A casino is an entertainment venue where patrons can gamble and win money. While musical shows, lighted fountains and lavish hotels help draw in customers, the vast majority of casinos’ profits come from gambling. Slot machines, blackjack, roulette, craps, baccarat and other games of chance provide the billions in earnings that casinos make every year.

Casinos are found all over the world. In the United States they are located primarily in Atlantic City, New Jersey; Las Vegas, Nevada; and on American Indian reservations, which are not subject to state antigambling laws. In addition, casinos can be found in many other cities and countries around the world.

The concept of the casino originated in the 16th century, during a gambling craze that swept Europe. Italian aristocrats would meet at private gambling houses known as ridotti to enjoy themselves and to play games like dice. Although technically illegal, the ridotti were rarely bothered by legal authorities.

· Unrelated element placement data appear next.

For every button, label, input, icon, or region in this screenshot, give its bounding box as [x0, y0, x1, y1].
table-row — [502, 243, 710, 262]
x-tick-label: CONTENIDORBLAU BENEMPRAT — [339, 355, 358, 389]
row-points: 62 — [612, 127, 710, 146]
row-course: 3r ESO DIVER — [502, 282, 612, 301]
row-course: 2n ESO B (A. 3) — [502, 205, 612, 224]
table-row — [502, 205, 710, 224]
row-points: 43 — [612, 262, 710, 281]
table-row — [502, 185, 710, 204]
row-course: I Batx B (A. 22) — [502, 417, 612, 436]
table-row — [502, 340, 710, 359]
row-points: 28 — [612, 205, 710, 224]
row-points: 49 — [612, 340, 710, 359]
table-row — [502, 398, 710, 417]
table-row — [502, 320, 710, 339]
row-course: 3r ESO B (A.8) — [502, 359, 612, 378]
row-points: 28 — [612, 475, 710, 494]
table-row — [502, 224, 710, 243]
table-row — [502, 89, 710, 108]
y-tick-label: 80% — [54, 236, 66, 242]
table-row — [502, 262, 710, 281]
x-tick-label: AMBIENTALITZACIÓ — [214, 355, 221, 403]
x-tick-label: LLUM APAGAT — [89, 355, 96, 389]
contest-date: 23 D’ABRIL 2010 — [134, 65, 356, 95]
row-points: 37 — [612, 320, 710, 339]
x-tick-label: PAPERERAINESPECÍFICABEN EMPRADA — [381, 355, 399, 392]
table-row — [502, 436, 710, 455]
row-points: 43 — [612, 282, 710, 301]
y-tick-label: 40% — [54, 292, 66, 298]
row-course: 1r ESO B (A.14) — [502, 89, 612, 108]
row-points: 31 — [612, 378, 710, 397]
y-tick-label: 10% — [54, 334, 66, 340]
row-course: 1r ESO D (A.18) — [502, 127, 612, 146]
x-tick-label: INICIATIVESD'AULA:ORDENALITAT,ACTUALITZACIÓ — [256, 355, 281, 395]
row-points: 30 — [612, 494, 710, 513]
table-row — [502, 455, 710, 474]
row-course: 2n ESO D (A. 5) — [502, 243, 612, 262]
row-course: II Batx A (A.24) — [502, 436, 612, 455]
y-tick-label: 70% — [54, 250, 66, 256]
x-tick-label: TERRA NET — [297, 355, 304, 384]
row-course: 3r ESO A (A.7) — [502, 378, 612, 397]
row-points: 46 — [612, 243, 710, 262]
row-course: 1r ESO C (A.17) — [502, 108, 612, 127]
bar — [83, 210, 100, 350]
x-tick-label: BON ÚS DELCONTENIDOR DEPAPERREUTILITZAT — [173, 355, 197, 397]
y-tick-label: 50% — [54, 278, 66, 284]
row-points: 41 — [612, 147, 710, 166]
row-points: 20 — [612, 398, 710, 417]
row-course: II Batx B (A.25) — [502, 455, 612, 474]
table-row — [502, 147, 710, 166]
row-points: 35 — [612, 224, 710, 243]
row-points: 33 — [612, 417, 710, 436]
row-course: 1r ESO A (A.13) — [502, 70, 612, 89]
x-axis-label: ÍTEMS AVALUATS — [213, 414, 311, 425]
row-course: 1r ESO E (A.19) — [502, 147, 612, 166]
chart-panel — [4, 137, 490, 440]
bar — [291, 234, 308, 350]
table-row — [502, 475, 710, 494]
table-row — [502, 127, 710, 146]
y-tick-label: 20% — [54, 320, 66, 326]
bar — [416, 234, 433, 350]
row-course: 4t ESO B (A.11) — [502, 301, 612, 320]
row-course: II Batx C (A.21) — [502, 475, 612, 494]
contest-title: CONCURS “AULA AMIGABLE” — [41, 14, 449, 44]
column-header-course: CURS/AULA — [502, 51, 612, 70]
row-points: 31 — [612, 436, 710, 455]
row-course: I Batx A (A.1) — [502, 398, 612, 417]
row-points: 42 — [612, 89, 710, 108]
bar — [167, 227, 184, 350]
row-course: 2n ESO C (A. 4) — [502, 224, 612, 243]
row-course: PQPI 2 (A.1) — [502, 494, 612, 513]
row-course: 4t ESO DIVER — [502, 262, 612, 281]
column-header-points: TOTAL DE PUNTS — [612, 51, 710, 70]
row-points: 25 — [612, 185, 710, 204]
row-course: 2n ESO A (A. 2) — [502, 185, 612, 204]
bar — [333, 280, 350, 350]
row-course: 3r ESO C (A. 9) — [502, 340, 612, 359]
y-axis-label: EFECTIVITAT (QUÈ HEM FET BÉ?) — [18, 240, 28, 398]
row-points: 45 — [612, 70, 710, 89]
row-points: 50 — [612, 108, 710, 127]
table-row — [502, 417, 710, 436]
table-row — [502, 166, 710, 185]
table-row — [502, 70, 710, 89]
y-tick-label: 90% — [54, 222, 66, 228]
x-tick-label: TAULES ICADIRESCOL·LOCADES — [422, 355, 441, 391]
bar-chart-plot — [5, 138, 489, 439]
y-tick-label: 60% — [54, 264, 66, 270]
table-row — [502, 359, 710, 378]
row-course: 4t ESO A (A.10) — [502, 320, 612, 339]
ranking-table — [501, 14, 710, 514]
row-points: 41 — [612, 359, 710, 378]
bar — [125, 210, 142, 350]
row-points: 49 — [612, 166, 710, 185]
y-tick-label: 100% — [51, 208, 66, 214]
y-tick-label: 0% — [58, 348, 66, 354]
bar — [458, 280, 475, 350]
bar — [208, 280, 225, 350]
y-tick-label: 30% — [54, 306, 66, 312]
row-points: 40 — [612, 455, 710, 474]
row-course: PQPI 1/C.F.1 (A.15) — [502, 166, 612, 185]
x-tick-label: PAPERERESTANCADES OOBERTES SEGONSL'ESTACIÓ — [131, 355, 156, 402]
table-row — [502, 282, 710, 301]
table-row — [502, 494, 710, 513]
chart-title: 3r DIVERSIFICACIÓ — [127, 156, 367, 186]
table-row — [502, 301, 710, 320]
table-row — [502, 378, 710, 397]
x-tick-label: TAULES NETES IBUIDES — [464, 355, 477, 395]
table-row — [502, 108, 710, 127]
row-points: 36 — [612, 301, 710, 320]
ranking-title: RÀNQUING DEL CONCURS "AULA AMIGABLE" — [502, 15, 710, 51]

Today, casinos are designed to maximize revenue and attract big spenders. They feature large-screen TVs, comfortable chairs, opulent buffets and top-notch entertainment. The most prestigious and expensive casinos are found in the world’s major tourist destinations, including Monte Carlo; the Eiffel Tower in Paris; and Macau, China.

Due to the large amounts of currency that are handled within a casino, both patrons and employees may be tempted to cheat or steal from one another in collusion or independently. To prevent this, casinos employ elaborate security measures. These include a high-tech “eye-in-the-sky” surveillance system that is able to monitor every table, window and doorway at once.